Actually, OpenAI made a similar claim about one of their GPT models a while ago…

Funnily enough that was while Dario Amodei was their research director.

If you're referring to gpt-2 in 2019, that primarily about concerns with it being used by spammers and fake content generators. In retrospect, that was a totally valid concern.
They had a reddit with GPT2 back and forth I have to say I got suckered into a conversation before I figured it out -- it was definitely the OG Moltbook of non sequiturs
> None of those other LLM tooling made the claims they're too dangerous to be released and used though, unlike Anthropic did with Mythos.

I do think they've said similar things in the past, but regardless Anthropic's BS marketing is something to behold and viewing it with extreme skepticism is smart.

> What it highlights, is that Mythos doesn't seem so much better than other LLM driven tooling at finding security issues, which was the strongest claim Anthropic made in the first place.

That's the conclusion Daniel makes and it definitely seems plausible, his opinion absolutely carries a lot of weight with me for sure.

But I hedge a little because we don't really know how much human labor was required to supplement those earlier LLM-assisted reviews of curl, nor do we know how easy it was for the person who used Mythos to generate the new batch.
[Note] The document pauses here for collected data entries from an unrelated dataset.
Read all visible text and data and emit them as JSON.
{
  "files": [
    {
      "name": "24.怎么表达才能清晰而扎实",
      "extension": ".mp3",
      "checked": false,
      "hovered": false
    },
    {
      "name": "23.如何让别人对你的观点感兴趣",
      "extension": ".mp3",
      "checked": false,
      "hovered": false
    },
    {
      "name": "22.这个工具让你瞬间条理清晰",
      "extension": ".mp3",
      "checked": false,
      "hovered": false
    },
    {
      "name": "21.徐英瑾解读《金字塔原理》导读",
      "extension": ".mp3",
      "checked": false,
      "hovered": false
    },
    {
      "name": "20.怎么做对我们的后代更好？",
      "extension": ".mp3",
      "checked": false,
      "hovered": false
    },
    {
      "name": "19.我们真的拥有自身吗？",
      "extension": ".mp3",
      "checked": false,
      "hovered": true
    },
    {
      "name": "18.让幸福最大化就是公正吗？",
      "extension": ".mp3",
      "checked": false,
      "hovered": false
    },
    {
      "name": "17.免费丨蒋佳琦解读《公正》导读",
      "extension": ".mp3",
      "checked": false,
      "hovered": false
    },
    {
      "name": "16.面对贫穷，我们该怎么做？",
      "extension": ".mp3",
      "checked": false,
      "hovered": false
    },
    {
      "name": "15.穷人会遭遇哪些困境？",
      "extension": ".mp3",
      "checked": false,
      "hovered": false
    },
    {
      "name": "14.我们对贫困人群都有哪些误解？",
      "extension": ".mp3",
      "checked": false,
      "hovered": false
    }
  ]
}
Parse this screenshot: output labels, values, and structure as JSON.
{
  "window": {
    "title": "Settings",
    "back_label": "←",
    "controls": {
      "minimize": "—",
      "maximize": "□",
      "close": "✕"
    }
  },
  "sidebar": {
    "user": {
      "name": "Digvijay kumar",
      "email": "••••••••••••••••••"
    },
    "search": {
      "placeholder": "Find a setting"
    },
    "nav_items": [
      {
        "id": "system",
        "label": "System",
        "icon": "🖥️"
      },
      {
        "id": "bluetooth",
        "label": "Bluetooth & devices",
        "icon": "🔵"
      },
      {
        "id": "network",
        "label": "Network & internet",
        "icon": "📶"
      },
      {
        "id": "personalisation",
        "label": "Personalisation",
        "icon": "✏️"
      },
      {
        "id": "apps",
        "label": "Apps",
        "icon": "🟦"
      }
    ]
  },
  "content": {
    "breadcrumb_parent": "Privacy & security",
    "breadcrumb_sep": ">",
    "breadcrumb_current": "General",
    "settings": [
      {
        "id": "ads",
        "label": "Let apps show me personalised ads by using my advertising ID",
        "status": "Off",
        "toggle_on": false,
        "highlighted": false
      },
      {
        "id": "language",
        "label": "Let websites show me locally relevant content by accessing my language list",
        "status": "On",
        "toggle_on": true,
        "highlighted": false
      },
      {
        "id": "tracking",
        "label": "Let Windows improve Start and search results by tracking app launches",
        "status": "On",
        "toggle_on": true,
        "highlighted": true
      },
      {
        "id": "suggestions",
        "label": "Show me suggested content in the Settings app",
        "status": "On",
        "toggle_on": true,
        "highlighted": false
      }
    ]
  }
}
So the kind of bug hunting that might be "possible but still labor intensive" via current tooling might be far easier to accomplish with less skilled developers using Mythos.

And who knows, maybe Mythos is better on worse codebases, curl benefits from being very good to start from :)

Too dangerous to be released, right after the Department of Defense* dropped them
Everyone should be using exclusively a proof assistant (Lean/Agda/Rocq/Isabelle) and proving their code correct, but they're not.

Do you see how ridiculous the zealotry sounds when its not your personal kind of zealotry?